田村:そうはいっても年収が気になる人のためにお伝えしておくと、わたしは担当している転職希望者の方とも話し合って、覚悟を持って応募していることを企業に伝えるためにも、キャリアチェンジの転職の場合、最低希望年収は8割ほど、希望年収は現年収以上にしています。結果的に、年収が現職よりも上がった人のほうが多いですよ。
doda副編集長の「これがキャリアオーナーシップの種」
山口:ここまで3つの事例を紹介してもらいました。田村さんは、キャリアのモヤモヤを抱えるハイクラス人材が、「キャリアオーナーシップ」を発揮するために大切なことは何だと思いますか?
田村:わたしは、仕事への責任感や「こうあるべき」は一度横に置き、自らのキャリアに対する思いや希望を本音で打ち明ける、相談ができる機会を設け、キャリアの選択の幅を広げることが大事だと思います。

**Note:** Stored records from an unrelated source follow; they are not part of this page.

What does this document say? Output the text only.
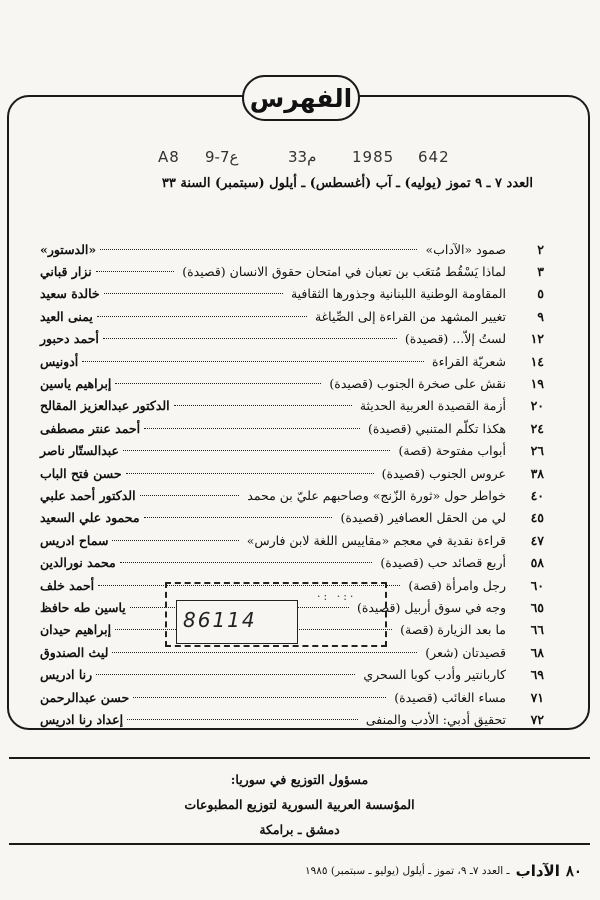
الفهرس
A8 9-7ع	33م 1985 642
العدد ٧ ـ ٩ تموز (يوليه) ـ آب (أغسطس) ـ أيلول (سبتمبر) السنة ٣٣
٢
صمود «الآداب»
«الدستور»
٣
لماذا يَسْقُط مُتعَب بن تعبان في امتحان حقوق الانسان (قصيدة)
نزار قباني
٥
المقاومة الوطنية اللبنانية وجذورها الثقافية
خالدة سعيد
٩
تغيير المشهد من القراءة إلى الصِّياغة
يمنى العيد
١٢
لستُ إلاّ... (قصيدة)
أحمد دحبور
١٤
شعريّة القراءة
أدونيس
١٩
نقش على صخرة الجنوب (قصيدة)
إبراهيم ياسين
٢٠
أزمة القصيدة العربية الحديثة
الدكتور عبدالعزيز المقالح
٢٤
هكذا تكلّم المتنبي (قصيدة)
أحمد عنتر مصطفى
٢٦
أبواب مفتوحة (قصة)
عبدالستّار ناصر
٣٨
عروس الجنوب (قصيدة)
حسن فتح الباب
٤٠
خواطر حول «ثورة الزّنج» وصاحبهم عليّ بن محمد
الدكتور أحمد علبي
٤٥
لي من الحقل العصافير (قصيدة)
محمود علي السعيد
٤٧
قراءة نقدية في معجم «مقاييس اللغة لابن فارس»
سماح ادريس
٥٨
أربع قصائد حب (قصيدة)
محمد نورالدين
٦٠
رجل وامرأة (قصة)
أحمد خلف
٦٥
وجه في سوق أربيل (قصيدة)
ياسين طه حافظ
٦٦
ما بعد الزيارة (قصة)
إبراهيم حيدان
٦٨
قصيدتان (شعر)
ليث الصندوق
٦٩
كاربانتير وأدب كوبا السحري
رنا ادريس
٧١
مساء الغائب (قصيدة)
حسن عبدالرحمن
٧٢
تحقيق أدبي: الأدب والمنفى
إعداد رنا ادريس
86114
·: ·:·
مسؤول التوزيع في سوريا:
المؤسسة العربية السورية لتوزيع المطبوعات
دمشق ـ برامكة
٨٠
الآداب
ـ العدد ٧ـ ٩، تموز ـ أيلول (يوليو ـ سبتمبر) ١٩٨٥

山口:そうですね。そしてわたしはその本音を、第三者に話すということがポイントだと思っています。ここまで自分の力で築き上げてきた自分のキャリアを、モヤモヤを抱え続けながら歩んでいくのではなく、より納得のいく自分らしいものにしてほしいです。
①「べき論」は捨てる
自分のキャリアはこうあるべき。ビジネスパーソンたるものこうあるべき。経験やスキルが豊富な人ほど、モヤモヤしていても、このように考えがちです。「こうあるべき」と自分の中で完結させず、自分や当事者以外の第三者の視点を取り入れてみましょう。そうすればキャリアの選択肢は必ず広がります。
②周囲の人に本音で話す機会を設ける
ハイクラス人材ほど、自身が発する言葉の重みやその責任を意識しており、自分の本音を打ち明けづらいと思います。しかし、自分の本音を明かさず、ずっと胸に秘めているだけでは、望むキャリアは手に入りません。家族や友人、会社の同期や同僚といった気心の知れた人に話してみてどうでしょうか。身近な人に話しづらいならば、利害関係のない第三者に話してみましょう。